Итак, 18 февраля на заседании у Ельцина принимается принципиальное решение о создании космического агентства. А дальше Анатолий Корабельщиков, помощник Ельцина, приглашает моих коллег Постышева и Моисеева, как основных авторов концепции реформы, на Старую площадь, дает им проект указа и говорит – «Правьте». Они вносят туда несколько важных поправок, и 24 февраля указ идет на подписание и публикуется 25 февраля.
— Какое, по-вашему мнению, у Ельцина было отношение к космосу?
— Думаю, у Ельцина было заинтересованное отношение к космосу, он обладал способностью быстро схватывать материал, хотя иногда в силу занятости и поддерживал противоречившие друг другу решения. Локтионов был с ним знаком, так как в годы опалы организовал ему как-то поездку в Звездный городок. Ельцин понимал, что агентство нужно, — это новая ступень развития; что космонавтикой и международным сотрудничеством заниматься надо серьезно.
— Какой эффект принесло создание агентства?
— Уже в 1992 году было получено контрактов на $20 млн от внешнеэкономической деятельности, сгенерированных созданным агентством. А дальше эта деятельность стала экспоненциально нарастать. Важно, что космонавтика осталась отдельной отраслью, в то время как семь из девяти бывших оборонных министерств были соединены во вновь образованный Минпром России. Эта самоорганизация отрасли, как писал в своей книге «Ракеты и люди» академик Борис Черток, спасла ее от угрозы распада и «прихватизации». Сначала в подчинении РКА было четыре предприятия. Через некоторое время подчиненных предприятий становится 38, потом – 108.
Российское космическое агентство, надо отдать должное ее руководителю Юрию Николаевичу Коптеву, быстро собрало под собой всю промышленность, получило финансирование, статус, и отрасль в тот момент была сохранена. Другое дело, что денег было недостаточно и они размазывались тонким слоем. Можно покритиковать коллег, что не были выделены приоритеты, но работали они героически и сохранили отрасль в самые трудные годы переходного периода.
Ходила байка, что бывший министр Сергей Афанасьев, говорил Коптеву: «Юра, удержи отрасль». И в общем, он ее удержал.
— Как складывались отношения с Казахстаном, где остался Байконур, с Украиной, Белоруссией, где оставались космические предприятия?
— Действительно, на Украине остался «Южмаш», Центр дальней космической связи в Евпатории, харьковский завод «ХАРТРОН», в Казахстане – Байконур, в Минске – электронная промышленность, центры наблюдения в горах Узбекистана. После Беловежского соглашения наши космические начальники договорились в Алма-Ате на встрече глав государств СНГ подписать соглашение со странами СНГ по космосу. И дальше включилась в работу наша группа.

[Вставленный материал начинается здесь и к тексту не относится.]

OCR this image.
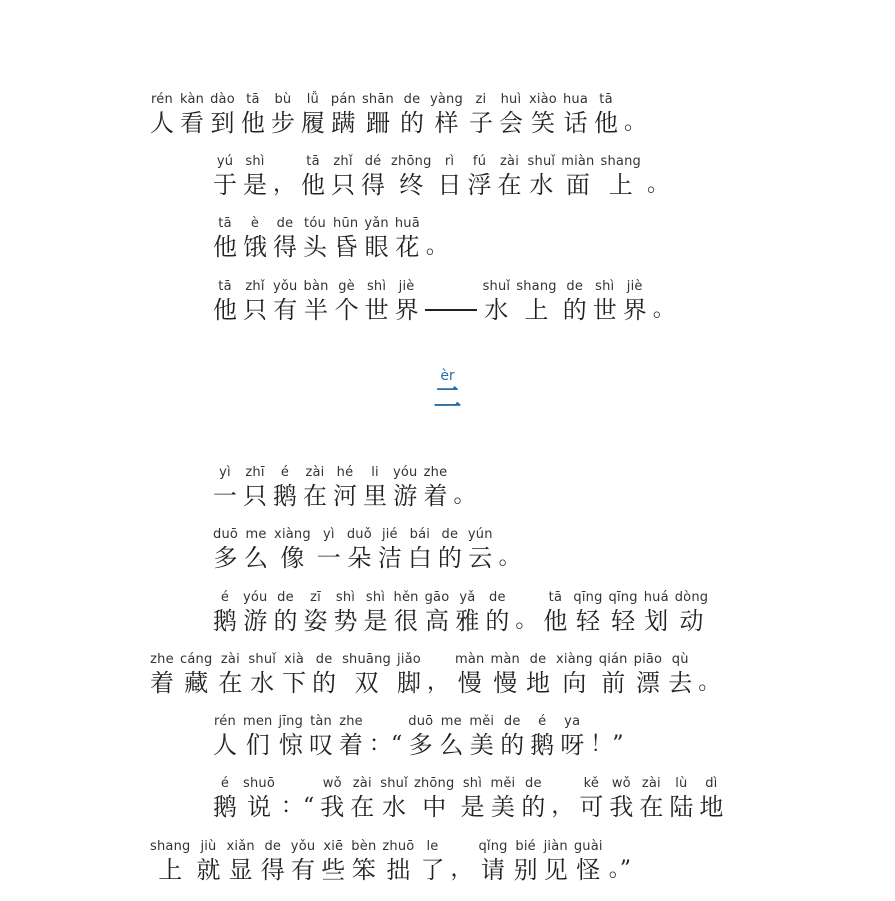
rén
人
kàn
看
dào
到
tā
他
bù
步
lǚ
履
pán
蹒
shān
跚
de
的
yàng
样
zi
子
huì
会
xiào
笑
hua
话
tā
他 。
yú
于
shì
是 ，
tā
他
zhǐ
只
dé
得
zhōng
终
rì
日
fú
浮
zài
在
shuǐ
水
miàn
面
shang
上 。
tā
他
è
饿
de
得
tóu
头
hūn
昏
yǎn
眼
huā
花 。
tā
他
zhǐ
只
yǒu
有
bàn
半
gè
个
shì
世
jiè
界
shuǐ
水
shang
上
de
的
shì
世
jiè
界 。
èr
二
yì
一
zhī
只
é
鹅
zài
在
hé
河
li
里
yóu
游
zhe
着 。
duō
多
me
么
xiàng
像
yì
一
duǒ
朵
jié
洁
bái
白
de
的
yún
云 。
é
鹅
yóu
游
de
的
zī
姿
shì
势
shì
是
hěn
很
gāo
高
yǎ
雅
de
的 。
tā
他
qīng
轻
qīng
轻
huá
划
dòng
动
zhe
着
cáng
藏
zài
在
shuǐ
水
xià
下
de
的
shuāng
双
jiǎo
脚 ，
màn
慢
màn
慢
de
地
xiàng
向
qián
前
piāo
漂
qù
去 。
rén
人
men
们
jīng
惊
tàn
叹
zhe
着 ：“
duō
多
me
么
měi
美
de
的
é
鹅
ya
呀 ！”
é
鹅
shuō
说 ：“
wǒ
我
zài
在
shuǐ
水
zhōng
中
shì
是
měi
美
de
的 ，
kě
可
wǒ
我
zài
在
lù
陆
dì
地
shang
上
jiù
就
xiǎn
显
de
得
yǒu
有
xiē
些
bèn
笨
zhuō
拙
le
了 ，
qǐng
请
bié
别
jiàn
见
guài
怪 。”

Мы полетели с представителями республик в Минск на второе совещание, которое состоялось 30 декабря. Ночью готовили и утрясали соглашение. Напечатали текст на каком-то старом принтере... В итоге 9 из 11 стран, кроме Украины и Молдовы, соглашение подписали.

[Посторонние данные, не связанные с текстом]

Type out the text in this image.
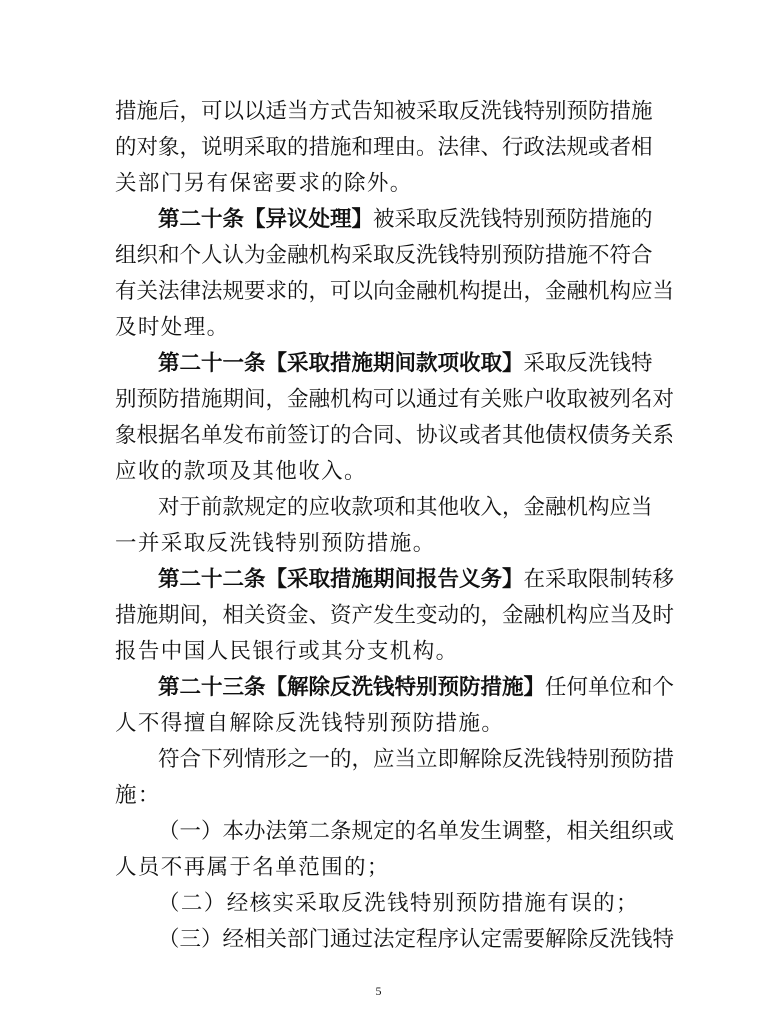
措施后，可以以适当方式告知被采取反洗钱特别预防措施
的对象，说明采取的措施和理由。法律、行政法规或者相
关部门另有保密要求的除外。
第二十条【异议处理】被采取反洗钱特别预防措施的
组织和个人认为金融机构采取反洗钱特别预防措施不符合
有关法律法规要求的，可以向金融机构提出，金融机构应当
及时处理。
第二十一条【采取措施期间款项收取】采取反洗钱特
别预防措施期间，金融机构可以通过有关账户收取被列名对
象根据名单发布前签订的合同、协议或者其他债权债务关系
应收的款项及其他收入。
对于前款规定的应收款项和其他收入，金融机构应当
一并采取反洗钱特别预防措施。
第二十二条【采取措施期间报告义务】在采取限制转移
措施期间，相关资金、资产发生变动的，金融机构应当及时
报告中国人民银行或其分支机构。
第二十三条【解除反洗钱特别预防措施】任何单位和个
人不得擅自解除反洗钱特别预防措施。
符合下列情形之一的，应当立即解除反洗钱特别预防措
施：
（一）本办法第二条规定的名单发生调整，相关组织或
人员不再属于名单范围的；
（二）经核实采取反洗钱特别预防措施有误的；
（三）经相关部门通过法定程序认定需要解除反洗钱特
5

Но позже и Украина подключилась — «Южмаш» заработал. Они продолжали с нами сотрудничество по целому ряду аспектов, включая запуски конверсионных ракет Р-36 «Сатана». Вместе делали «Морской старт» и ряд других проектов.

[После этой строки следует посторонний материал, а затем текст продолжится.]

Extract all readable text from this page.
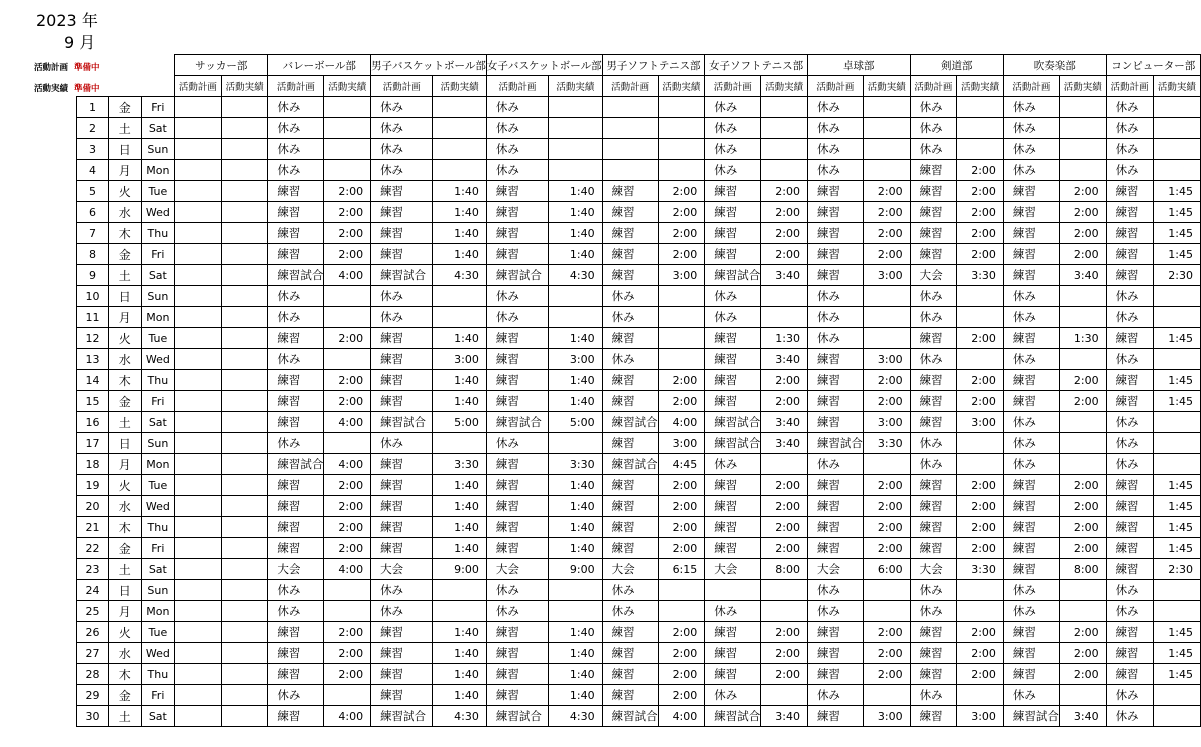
2023 年
9 月
活動計画 準備中
活動実績 準備中
			サッカー部		バレーボール部		男子バスケットボール部		女子バスケットボール部		男子ソフトテニス部		女子ソフトテニス部		卓球部		剣道部		吹奏楽部		コンピューター部	
			活動計画	活動実績	活動計画	活動実績	活動計画	活動実績	活動計画	活動実績	活動計画	活動実績	活動計画	活動実績	活動計画	活動実績	活動計画	活動実績	活動計画	活動実績	活動計画	活動実績
1	金	Fri			休み		休み		休み				休み		休み		休み		休み		休み	
2	土	Sat			休み		休み		休み				休み		休み		休み		休み		休み	
3	日	Sun			休み		休み		休み				休み		休み		休み		休み		休み	
4	月	Mon			休み		休み		休み				休み		休み		練習	2:00	休み		休み	
5	火	Tue			練習	2:00	練習	1:40	練習	1:40	練習	2:00	練習	2:00	練習	2:00	練習	2:00	練習	2:00	練習	1:45
6	水	Wed			練習	2:00	練習	1:40	練習	1:40	練習	2:00	練習	2:00	練習	2:00	練習	2:00	練習	2:00	練習	1:45
7	木	Thu			練習	2:00	練習	1:40	練習	1:40	練習	2:00	練習	2:00	練習	2:00	練習	2:00	練習	2:00	練習	1:45
8	金	Fri			練習	2:00	練習	1:40	練習	1:40	練習	2:00	練習	2:00	練習	2:00	練習	2:00	練習	2:00	練習	1:45
9	土	Sat			練習試合	4:00	練習試合	4:30	練習試合	4:30	練習	3:00	練習試合	3:40	練習	3:00	大会	3:30	練習	3:40	練習	2:30
10	日	Sun			休み		休み		休み		休み		休み		休み		休み		休み		休み	
11	月	Mon			休み		休み		休み		休み		休み		休み		休み		休み		休み	
12	火	Tue			練習	2:00	練習	1:40	練習	1:40	練習		練習	1:30	休み		練習	2:00	練習	1:30	練習	1:45
13	水	Wed			休み		練習	3:00	練習	3:00	休み		練習	3:40	練習	3:00	休み		休み		休み	
14	木	Thu			練習	2:00	練習	1:40	練習	1:40	練習	2:00	練習	2:00	練習	2:00	練習	2:00	練習	2:00	練習	1:45
15	金	Fri			練習	2:00	練習	1:40	練習	1:40	練習	2:00	練習	2:00	練習	2:00	練習	2:00	練習	2:00	練習	1:45
16	土	Sat			練習	4:00	練習試合	5:00	練習試合	5:00	練習試合	4:00	練習試合	3:40	練習	3:00	練習	3:00	休み		休み	
17	日	Sun			休み		休み		休み		練習	3:00	練習試合	3:40	練習試合	3:30	休み		休み		休み	
18	月	Mon			練習試合	4:00	練習	3:30	練習	3:30	練習試合	4:45	休み		休み		休み		休み		休み	
19	火	Tue			練習	2:00	練習	1:40	練習	1:40	練習	2:00	練習	2:00	練習	2:00	練習	2:00	練習	2:00	練習	1:45
20	水	Wed			練習	2:00	練習	1:40	練習	1:40	練習	2:00	練習	2:00	練習	2:00	練習	2:00	練習	2:00	練習	1:45
21	木	Thu			練習	2:00	練習	1:40	練習	1:40	練習	2:00	練習	2:00	練習	2:00	練習	2:00	練習	2:00	練習	1:45
22	金	Fri			練習	2:00	練習	1:40	練習	1:40	練習	2:00	練習	2:00	練習	2:00	練習	2:00	練習	2:00	練習	1:45
23	土	Sat			大会	4:00	大会	9:00	大会	9:00	大会	6:15	大会	8:00	大会	6:00	大会	3:30	練習	8:00	練習	2:30
24	日	Sun			休み		休み		休み		休み				休み		休み		休み		休み	
25	月	Mon			休み		休み		休み		休み		休み		休み		休み		休み		休み	
26	火	Tue			練習	2:00	練習	1:40	練習	1:40	練習	2:00	練習	2:00	練習	2:00	練習	2:00	練習	2:00	練習	1:45
27	水	Wed			練習	2:00	練習	1:40	練習	1:40	練習	2:00	練習	2:00	練習	2:00	練習	2:00	練習	2:00	練習	1:45
28	木	Thu			練習	2:00	練習	1:40	練習	1:40	練習	2:00	練習	2:00	練習	2:00	練習	2:00	練習	2:00	練習	1:45
29	金	Fri			休み		練習	1:40	練習	1:40	練習	2:00	休み		休み		休み		休み		休み	
30	土	Sat			練習	4:00	練習試合	4:30	練習試合	4:30	練習試合	4:00	練習試合	3:40	練習	3:00	練習	3:00	練習試合	3:40	休み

— Следующее важное достижение – принятие закона о космической деятельности. Как его принимали?
— Он носил рамочный характер, в нем были определены самые главные параметры. Работа над ним началась сразу после создания РКА – в марте 1992 года. Его согласовали со всеми 89 субъектами федерации. Законопроект разрабатывался по договору между Верховным советом и МКК, договор подписали вице-спикер Сергей Филатов и ваш покорный слуга. В нем, например, был прописан запрет на испытание в космосе оружия. Закон говорил, в частности, о лицензировании отдельных видов космической деятельности.